With a lack of big plot mysteries, it helps that all three couples have charm to spare; Middle Allie (Joy Woods) and Noah (Ryan Vasquez) bring a sexy heat to some of the biggest beats of the second-chance love story (dreamy production design — including rain! — is a highlight). In fact, it almost kind of works that the third leg of their problematic love triangle, Lon!(!), is so forgettable; we spend next to no time with Middle Allie’s inconvenient fiancee. Don’t worry, everyone, he won’t be sticking around.

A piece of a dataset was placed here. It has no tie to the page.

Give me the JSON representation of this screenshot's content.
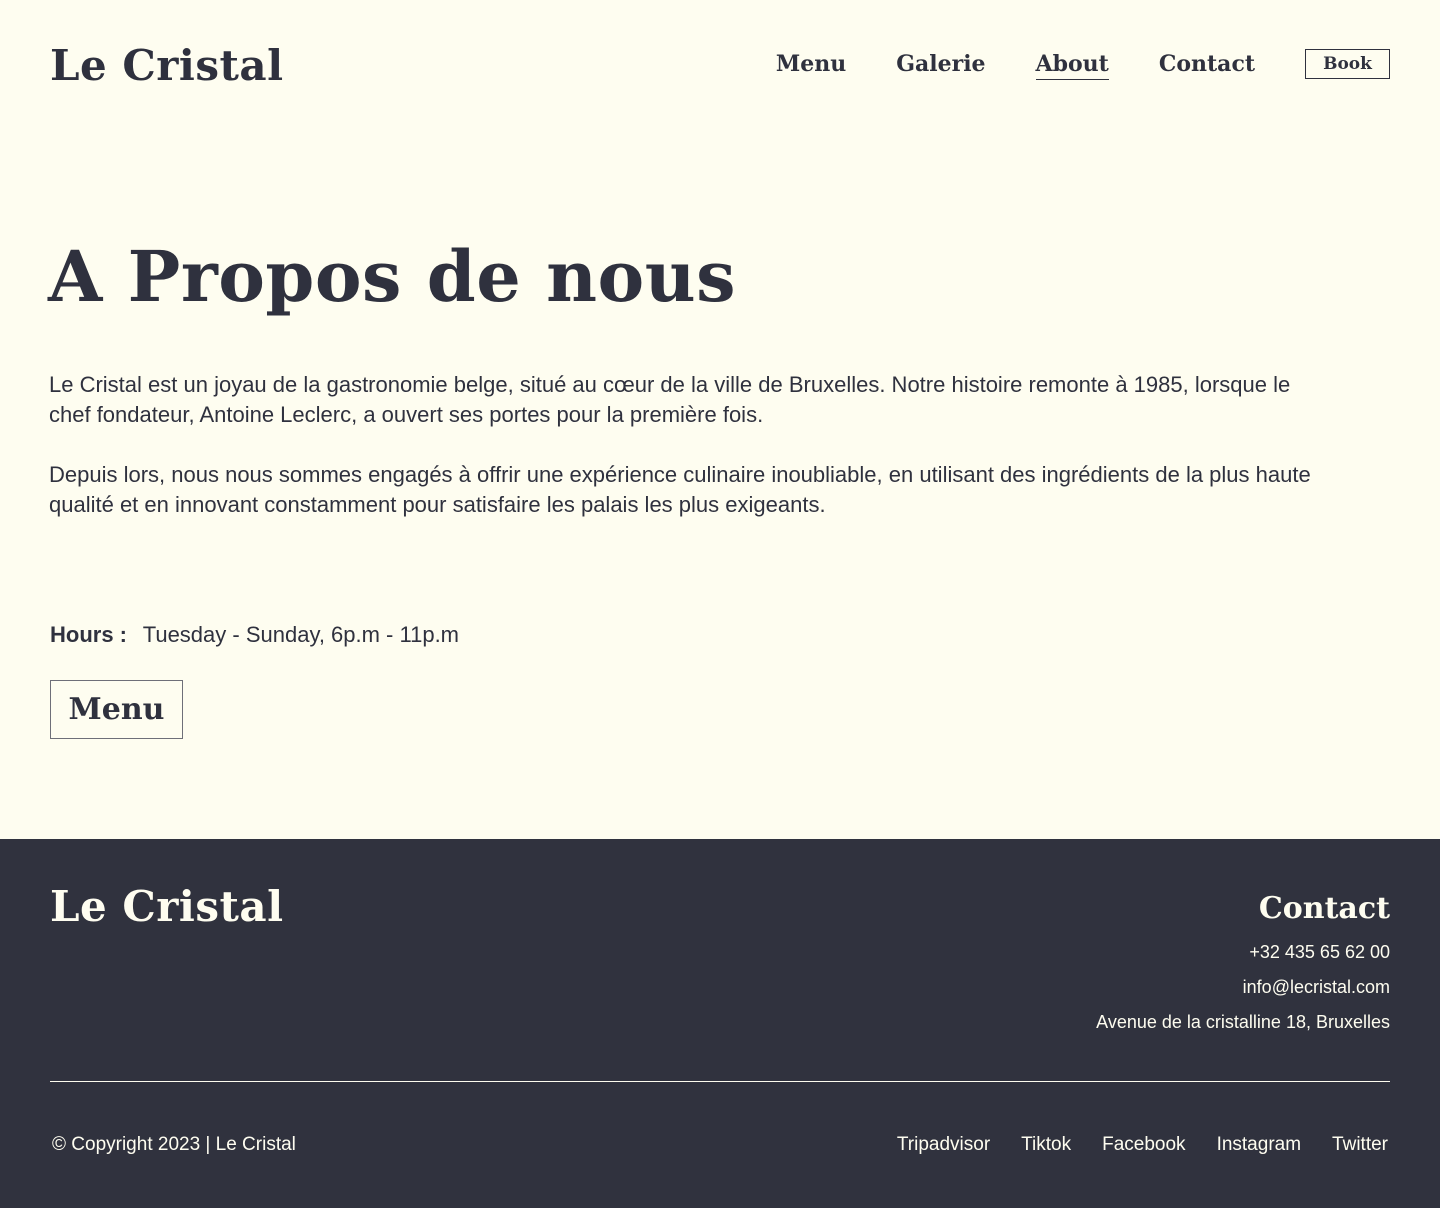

While all three versions of the couple have their sweet moments together, it’s disappointing the story isn’t quite developed enough for the different versions of Noahs and Allies to all feel like they share a similar DNA, despite similar clothes. That’s a bummer, as is Michaelson’s melodic but very similarly paced score. A few more high tempo moments in both the music and the story would have made the lows hit all the more.

And boy, are there lows. It’s a great credit to the production that as the horrors of dementia come into focus the show doesn’t fully drown in the tears (SO many tears!) of audience members. Instead, we’re left with a soft landing of sorts, thanks to the restrained, emotional performances of Harewood and Plunkett, melding the hopelessness of a disease with the hope that must come through in some way in all musicals — even the tragedies. If fans are left wishing they’d gotten a bit more time with people they’ve grown to care about, well, don’t we all.

Grade: B

“The Notebook” on Broadway is officially open. The film is currently available to stream on Max and Hulu.